3. Dressing changes:

UrgoClean Ag should be changed every 1 to 2 days during the wound desloughing phase, then as often as required (up to 7 days) depending on the exudate volume and the clinical condition of the wound. The maximum treatment duration with UrgoClean Ag is 1 month.

Precautions for use:

• Treatment with UrgoClean Ag should be performed under medical supervision.
• The use of this dressing does not dispense with the need for appropriate systemic antibacterial treatment for infected wounds, in accordance with local treatment protocols.
• The silver-impregnated micro-adherent healing matrix (TLC-Ag) in UrgoClean Ag sticks to latex surgical gloves.

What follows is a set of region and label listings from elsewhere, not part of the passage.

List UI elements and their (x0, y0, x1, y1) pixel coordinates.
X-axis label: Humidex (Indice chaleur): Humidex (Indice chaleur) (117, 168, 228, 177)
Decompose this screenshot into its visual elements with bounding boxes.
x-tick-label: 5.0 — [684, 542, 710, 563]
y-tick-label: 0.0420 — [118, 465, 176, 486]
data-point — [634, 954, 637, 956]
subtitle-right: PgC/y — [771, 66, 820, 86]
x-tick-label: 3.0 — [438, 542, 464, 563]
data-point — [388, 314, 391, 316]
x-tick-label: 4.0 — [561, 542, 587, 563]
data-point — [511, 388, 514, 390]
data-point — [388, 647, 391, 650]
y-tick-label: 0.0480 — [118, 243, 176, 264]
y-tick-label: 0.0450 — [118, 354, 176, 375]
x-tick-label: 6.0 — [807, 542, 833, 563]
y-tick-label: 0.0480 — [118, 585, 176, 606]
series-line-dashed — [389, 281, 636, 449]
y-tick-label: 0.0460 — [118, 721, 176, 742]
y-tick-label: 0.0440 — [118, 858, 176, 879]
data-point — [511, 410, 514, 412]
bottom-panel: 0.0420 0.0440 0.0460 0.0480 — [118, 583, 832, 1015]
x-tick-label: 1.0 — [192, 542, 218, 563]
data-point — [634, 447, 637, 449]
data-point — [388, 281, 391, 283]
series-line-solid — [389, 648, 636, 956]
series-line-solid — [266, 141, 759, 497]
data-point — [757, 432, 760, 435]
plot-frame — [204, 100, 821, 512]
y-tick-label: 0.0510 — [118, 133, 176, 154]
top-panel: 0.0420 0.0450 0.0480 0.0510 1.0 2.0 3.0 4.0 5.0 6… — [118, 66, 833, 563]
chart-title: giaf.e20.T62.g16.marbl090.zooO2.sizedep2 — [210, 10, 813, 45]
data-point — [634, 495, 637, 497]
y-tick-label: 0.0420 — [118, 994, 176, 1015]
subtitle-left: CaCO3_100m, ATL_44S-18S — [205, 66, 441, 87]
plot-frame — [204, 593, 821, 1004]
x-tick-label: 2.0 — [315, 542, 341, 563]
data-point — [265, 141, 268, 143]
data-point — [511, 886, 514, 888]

It is therefore recommended that the dressing be handled carefully, avoiding any contact with the micro-adherent side, or using sterile tongs.
• The concomitant use of other local treatments is not recommended.
• Avoid contact with electrodes or conductive gels during electronic measurements, such as EEG or ECG recordings.
• Clinicians and healthcare professionals must take into account the fact that data concerning the prolonged and repeated use of a silver dressing, particularly in children and newborn babies, are not very extensively documented.
• In the absence of specific clinical data, the use of the UrgoClean Ag dressing during pregnancy or breastfeeding or in newborn or premature babies is not recommended.
• UrgoClean Ag must not be used during hyperbaric oxygen chamber therapy without an oxygen mask (risk of combustion due to the presence of fat). This contraindication does not apply for hyperbaric oxygen chamber therapy with an oxygen mask if the oxygen concentration inside the chamber is less than 25% and if UrgoClean Ag is not applied on the area over which the mask is placed.
• Sterile individual packaging, for single use. Reuse of a single-use dressing can lead to risks of infection.
• Check that the sterility protector is intact before use. Do not use if the packaging is damaged.
• Do not re-sterilise.
• For disposal, refer to the existing protocol. Discard any unused parts of the dressing.

(1) Dalac S., Sigat L., Addala A. et al., Clinical evaluation of a dressing with poly absorbent fibres and a silver matrix for managing chronic wounds at risk of infection: a non comparative trial. J Wound Care, Vol 25, No 9, September 2016.